In conclusion, periodontal disease is characterized by inflammation and bone loss. Evidence suggests that periodontitis is caused by bacterial factors and antigens that cause a local inflammatory response and activation of the innate immune system. Proinflammatory molecules and cytokine networks are critical components of this process. RANKL and OPG gene expression and tissue localization studies provided concrete evidence that RANKL and OPG are involved in periodontal health and disease. RANK is a transmembrane protein that is expressed in both mature and progenitors of osteoclasts, and its binding to its ligand (RANKL) determines osteoclast differentiation and activation. The osteoprotegerin ligand (OPG-L) is a soluble protein that acts as a RANKL decoy receptor.

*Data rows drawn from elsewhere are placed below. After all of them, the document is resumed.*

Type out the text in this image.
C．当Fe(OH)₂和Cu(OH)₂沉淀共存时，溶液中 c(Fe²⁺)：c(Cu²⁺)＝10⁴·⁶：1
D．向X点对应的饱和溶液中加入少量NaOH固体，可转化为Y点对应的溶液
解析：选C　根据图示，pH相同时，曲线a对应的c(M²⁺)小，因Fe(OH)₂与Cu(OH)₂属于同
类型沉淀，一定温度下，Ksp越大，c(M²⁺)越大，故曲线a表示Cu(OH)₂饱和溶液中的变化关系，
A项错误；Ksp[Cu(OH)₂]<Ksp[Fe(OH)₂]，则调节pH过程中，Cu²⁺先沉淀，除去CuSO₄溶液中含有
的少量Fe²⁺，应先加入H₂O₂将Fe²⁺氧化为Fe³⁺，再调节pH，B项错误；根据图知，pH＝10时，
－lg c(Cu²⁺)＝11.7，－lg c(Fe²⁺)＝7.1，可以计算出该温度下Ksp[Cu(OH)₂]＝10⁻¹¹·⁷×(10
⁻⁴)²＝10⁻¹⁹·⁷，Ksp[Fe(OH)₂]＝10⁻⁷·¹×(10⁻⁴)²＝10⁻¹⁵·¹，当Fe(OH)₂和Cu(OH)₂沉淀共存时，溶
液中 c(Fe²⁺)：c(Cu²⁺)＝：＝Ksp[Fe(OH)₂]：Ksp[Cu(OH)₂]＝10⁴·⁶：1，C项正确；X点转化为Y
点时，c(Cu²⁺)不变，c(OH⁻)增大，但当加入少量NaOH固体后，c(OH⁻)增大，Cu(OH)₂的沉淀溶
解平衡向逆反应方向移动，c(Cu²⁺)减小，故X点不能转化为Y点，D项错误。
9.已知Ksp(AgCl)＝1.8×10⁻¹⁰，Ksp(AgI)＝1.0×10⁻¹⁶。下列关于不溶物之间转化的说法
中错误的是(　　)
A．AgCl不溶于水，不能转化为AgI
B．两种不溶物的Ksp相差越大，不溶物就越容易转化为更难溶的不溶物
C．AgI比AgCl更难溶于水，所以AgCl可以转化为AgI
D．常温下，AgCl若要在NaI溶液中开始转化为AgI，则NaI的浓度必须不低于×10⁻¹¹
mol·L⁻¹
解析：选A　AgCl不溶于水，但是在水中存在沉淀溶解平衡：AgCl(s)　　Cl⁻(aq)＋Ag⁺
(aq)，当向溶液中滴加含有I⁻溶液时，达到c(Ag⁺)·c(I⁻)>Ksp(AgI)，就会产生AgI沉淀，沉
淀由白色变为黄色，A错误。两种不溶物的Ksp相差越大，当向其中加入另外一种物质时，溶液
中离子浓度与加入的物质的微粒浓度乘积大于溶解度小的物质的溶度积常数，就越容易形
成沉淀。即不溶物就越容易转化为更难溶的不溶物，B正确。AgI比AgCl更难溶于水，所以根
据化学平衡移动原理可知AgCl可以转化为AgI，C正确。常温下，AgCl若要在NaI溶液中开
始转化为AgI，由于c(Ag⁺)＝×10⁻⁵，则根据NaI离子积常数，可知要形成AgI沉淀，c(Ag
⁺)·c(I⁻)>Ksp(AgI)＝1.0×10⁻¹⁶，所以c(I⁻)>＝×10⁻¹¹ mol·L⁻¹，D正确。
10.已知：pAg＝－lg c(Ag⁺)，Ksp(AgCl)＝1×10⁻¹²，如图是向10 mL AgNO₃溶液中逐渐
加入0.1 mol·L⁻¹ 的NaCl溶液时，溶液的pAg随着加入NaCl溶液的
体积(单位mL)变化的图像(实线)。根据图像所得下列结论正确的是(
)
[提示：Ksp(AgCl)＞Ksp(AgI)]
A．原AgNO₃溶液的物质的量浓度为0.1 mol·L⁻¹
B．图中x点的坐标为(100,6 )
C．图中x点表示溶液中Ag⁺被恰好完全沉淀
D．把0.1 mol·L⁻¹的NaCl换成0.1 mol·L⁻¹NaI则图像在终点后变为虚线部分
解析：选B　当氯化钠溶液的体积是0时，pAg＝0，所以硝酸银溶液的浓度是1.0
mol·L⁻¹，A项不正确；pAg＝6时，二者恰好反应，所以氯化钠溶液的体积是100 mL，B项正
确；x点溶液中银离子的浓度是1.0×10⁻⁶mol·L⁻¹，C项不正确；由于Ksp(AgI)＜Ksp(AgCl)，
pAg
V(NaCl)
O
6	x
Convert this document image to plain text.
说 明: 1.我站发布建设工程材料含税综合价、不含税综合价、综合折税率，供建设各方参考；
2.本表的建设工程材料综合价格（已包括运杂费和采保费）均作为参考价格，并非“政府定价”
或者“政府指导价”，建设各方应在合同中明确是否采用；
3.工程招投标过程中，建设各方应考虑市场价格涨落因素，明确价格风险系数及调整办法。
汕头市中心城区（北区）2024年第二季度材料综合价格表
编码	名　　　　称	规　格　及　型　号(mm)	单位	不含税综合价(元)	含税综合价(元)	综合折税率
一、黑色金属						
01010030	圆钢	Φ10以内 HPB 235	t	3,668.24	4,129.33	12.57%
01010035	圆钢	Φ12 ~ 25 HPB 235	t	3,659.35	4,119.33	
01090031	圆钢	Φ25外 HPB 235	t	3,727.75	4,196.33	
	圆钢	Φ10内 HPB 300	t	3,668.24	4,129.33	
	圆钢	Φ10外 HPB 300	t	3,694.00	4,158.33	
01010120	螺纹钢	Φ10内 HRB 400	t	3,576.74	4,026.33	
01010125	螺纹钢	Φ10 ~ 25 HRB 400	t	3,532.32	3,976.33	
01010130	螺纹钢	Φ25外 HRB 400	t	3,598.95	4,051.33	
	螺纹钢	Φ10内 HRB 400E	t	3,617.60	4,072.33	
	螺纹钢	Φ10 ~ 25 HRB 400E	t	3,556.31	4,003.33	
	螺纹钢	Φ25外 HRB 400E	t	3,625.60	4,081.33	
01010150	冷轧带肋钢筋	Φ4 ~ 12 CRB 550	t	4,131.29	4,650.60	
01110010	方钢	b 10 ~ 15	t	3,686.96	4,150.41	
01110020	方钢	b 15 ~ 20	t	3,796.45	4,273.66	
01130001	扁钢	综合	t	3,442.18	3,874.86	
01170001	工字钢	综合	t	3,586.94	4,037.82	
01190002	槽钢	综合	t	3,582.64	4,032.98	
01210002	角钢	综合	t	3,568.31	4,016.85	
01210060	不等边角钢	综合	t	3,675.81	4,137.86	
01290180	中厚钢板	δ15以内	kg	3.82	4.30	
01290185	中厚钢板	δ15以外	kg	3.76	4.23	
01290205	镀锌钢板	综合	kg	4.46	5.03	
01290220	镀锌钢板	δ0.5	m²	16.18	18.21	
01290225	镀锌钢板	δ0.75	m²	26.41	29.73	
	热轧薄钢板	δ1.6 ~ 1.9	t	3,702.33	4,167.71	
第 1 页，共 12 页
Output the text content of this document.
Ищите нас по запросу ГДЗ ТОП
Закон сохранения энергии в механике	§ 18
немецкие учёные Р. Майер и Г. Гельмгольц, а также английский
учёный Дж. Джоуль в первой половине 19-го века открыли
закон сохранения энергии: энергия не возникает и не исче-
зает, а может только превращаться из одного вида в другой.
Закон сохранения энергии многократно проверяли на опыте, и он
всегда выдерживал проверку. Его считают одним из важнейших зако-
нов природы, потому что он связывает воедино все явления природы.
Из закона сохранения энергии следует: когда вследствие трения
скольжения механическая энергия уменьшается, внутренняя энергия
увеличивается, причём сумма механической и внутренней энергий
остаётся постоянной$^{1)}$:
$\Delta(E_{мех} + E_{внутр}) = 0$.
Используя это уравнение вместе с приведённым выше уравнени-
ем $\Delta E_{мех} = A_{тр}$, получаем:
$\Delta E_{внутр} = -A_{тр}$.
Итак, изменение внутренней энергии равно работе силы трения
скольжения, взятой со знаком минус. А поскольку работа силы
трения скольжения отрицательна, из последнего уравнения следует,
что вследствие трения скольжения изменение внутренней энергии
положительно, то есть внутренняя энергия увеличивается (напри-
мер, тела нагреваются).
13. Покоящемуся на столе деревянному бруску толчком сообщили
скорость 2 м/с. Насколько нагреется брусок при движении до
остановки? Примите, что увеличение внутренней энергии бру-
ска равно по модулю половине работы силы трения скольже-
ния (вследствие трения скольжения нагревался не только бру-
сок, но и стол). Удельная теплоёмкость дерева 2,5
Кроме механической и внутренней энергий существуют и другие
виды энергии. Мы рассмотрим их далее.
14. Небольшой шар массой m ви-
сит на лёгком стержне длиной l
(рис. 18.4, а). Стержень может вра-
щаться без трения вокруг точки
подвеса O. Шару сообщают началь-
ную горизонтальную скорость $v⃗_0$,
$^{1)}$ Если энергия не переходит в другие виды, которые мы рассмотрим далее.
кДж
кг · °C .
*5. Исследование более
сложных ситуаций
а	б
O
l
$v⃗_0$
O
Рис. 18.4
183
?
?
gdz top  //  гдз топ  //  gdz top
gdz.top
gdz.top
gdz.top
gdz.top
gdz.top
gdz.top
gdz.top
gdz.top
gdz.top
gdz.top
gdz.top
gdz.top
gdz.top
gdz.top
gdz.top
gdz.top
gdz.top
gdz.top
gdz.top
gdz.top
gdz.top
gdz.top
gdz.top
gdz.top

As a result, OPG acts as an inhibitor of osteoclast formation. This system is essential for skeletal health, and its disruption leads to or causes a variety of bone diseases. The alveolar bone of the periodontium is not exempt from this process. Research indicates that both RANKL and OPG can be detected in the gingival tissue and biological fluids such as gingival crevicular fluid, saliva, and serum. All available studies show that RANKL is increased while OPG is decreased in periodontitis compared to health, or gingivitis. These changes result in an increase in the RANKL/OPG ratio. The RANKL/OPG ratio may be useful as a biomarker for untreated periodontitis or to indicate a prior history of the disease at the site level, but it may not be a reliable indicator of clinically successful treatment outcome.